Já em casa pensei que as perdia

Na neonatologia já nos tinham dito que é normal um prematuro bolçar bastante, nunca pensamos é que seria tanto. A Carlota dava-nos a impressão que bolçava a totalidade do leite que ingeria. Cada vez que mamava tinha que mudar a roupa porque se molhava toda.

A primeira vez que aconteceu foi num dia à tarde, cerca de uma semana depois de ter tido alta. Estava a dormir ao meu lado no sofá, de barriga para cima como é aconselhado, e de repente começou a mexer freneticamente os braços. Olhei para ela e percebi que estava a deitar um pouco de leite pela boca, que não conseguia respirar e que estava a mudar de cor. Estava engasgada com o leite. Temi o pior. Instintivamente virei-a ao contrário, pousei-a sobre a minha mão esquerda e com a direita comecei a dar-lhe palmadas nas costas (é a chamada Manobra de Heimlich). Não reagiu tão rápido quanto eu queria e naquele desespero meia dúzia de segundos parecem horas. Ao fim de alguns segundos começou a tossir, a chorar e a expelir o leite pela boca. Coloquei-a encostada ao meu peito. Tal como eu estava assustada. E só depois de reverter a situação é que entrei em choque. Pensei mesmo que a podia perder. O que raio tinha acabado de acontecer? Sabia perfeitamente o que tinha sido mas estava incrédula. E se eu não estivesse ao lado dela? E se fosse durante a noite e eu não acordasse? E se fosse durante o tempo que eu passava no hospital com a Carminho e a minha mãe não ia saber actuar? A minha filha podia ter morrido.

Os minutos que se seguiram ao pós choque foram de decisões. Devo levar à urgência para ser avaliada? Não me parecia boa ideia porque era muito arriscado para um prematuro.

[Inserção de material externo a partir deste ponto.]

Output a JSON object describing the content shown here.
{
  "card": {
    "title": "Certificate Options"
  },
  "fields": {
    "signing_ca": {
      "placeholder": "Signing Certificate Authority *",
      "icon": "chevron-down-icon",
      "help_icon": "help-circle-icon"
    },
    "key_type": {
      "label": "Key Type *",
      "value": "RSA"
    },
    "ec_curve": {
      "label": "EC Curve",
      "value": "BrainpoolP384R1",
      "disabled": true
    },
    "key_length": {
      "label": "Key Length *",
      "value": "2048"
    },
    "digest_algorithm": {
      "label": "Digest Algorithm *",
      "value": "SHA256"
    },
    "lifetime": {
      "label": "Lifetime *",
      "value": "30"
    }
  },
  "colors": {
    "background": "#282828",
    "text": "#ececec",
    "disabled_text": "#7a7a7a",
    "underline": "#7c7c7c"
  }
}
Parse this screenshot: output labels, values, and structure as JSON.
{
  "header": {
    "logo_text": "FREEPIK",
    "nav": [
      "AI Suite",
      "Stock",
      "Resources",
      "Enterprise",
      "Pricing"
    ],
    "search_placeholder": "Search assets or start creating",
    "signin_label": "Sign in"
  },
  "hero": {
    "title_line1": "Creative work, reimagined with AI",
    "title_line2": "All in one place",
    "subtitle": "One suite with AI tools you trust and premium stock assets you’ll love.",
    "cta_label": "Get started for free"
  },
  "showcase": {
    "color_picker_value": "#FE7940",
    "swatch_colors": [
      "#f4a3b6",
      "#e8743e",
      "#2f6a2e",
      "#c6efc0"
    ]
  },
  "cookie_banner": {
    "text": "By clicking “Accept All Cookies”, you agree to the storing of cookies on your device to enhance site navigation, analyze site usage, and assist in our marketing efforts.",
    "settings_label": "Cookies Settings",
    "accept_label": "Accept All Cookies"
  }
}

Devo ligar ao pediatra? Ou devo aguardar e estar atenta nas próximas horas. Ela estava reactiva, bem disposta e alimentou-se normalmente a seguir por isso aparentemente estava tudo bem. 

Instalou-se o medo. Sabia que podia voltar a acontecer e tinha medo de não me aperceber e agir atempadamente. Dei uma explicação à minha mãe caso acontecesse durante o tempo em que eu não estivesse e passei a dormir mesmo mal para poder estar atenta. E aconteceu. Não uma, nem duas mas bastantes vezes. A segunda vez levei-a urgência mas como ela era amamentada com o meu leite não havia nada a fazer. Só mais tarde o pediatra sugeriu que extraísse o meu leite e adicionasse espessante. Foi remédio santo. Para além disso passei a deita-la de lado (que não é mesmo aconselhado mas no desespero fiz) e nunca mais aconteceu. 

Quando a Carminho teve alta a Carlota já não tinha estes episódios há algum tempo. Mas uns dias depois eis que o mesmo acontece com a Carminho. Também num dia à tarde a vejo a mexer freneticamente os braços e todos os restantes sinais iguais a Carlota. A mesma reação da minha parte e o mesmo choque imediatamente a seguir. No caso da Carminho chamei o INEM. Ficou prostrado, sonolenta e com uma respiração ruidosa. Valeu-nos mais duas noites na neonatologia em observação e uma alta com indicação para dar leite materno com espessante ou leite adaptado AR. Mesmo assim ainda teve uns cinco episódios. 


A coisa em que eu mais pensava era que se eu não soubesse como agir no momento era claro que  a ambulância não conseguia chegar a tempo. E depois de tudo o que elas já tinha passado podia te-las perdido. Foram sustos de morte e um medo incontrolável.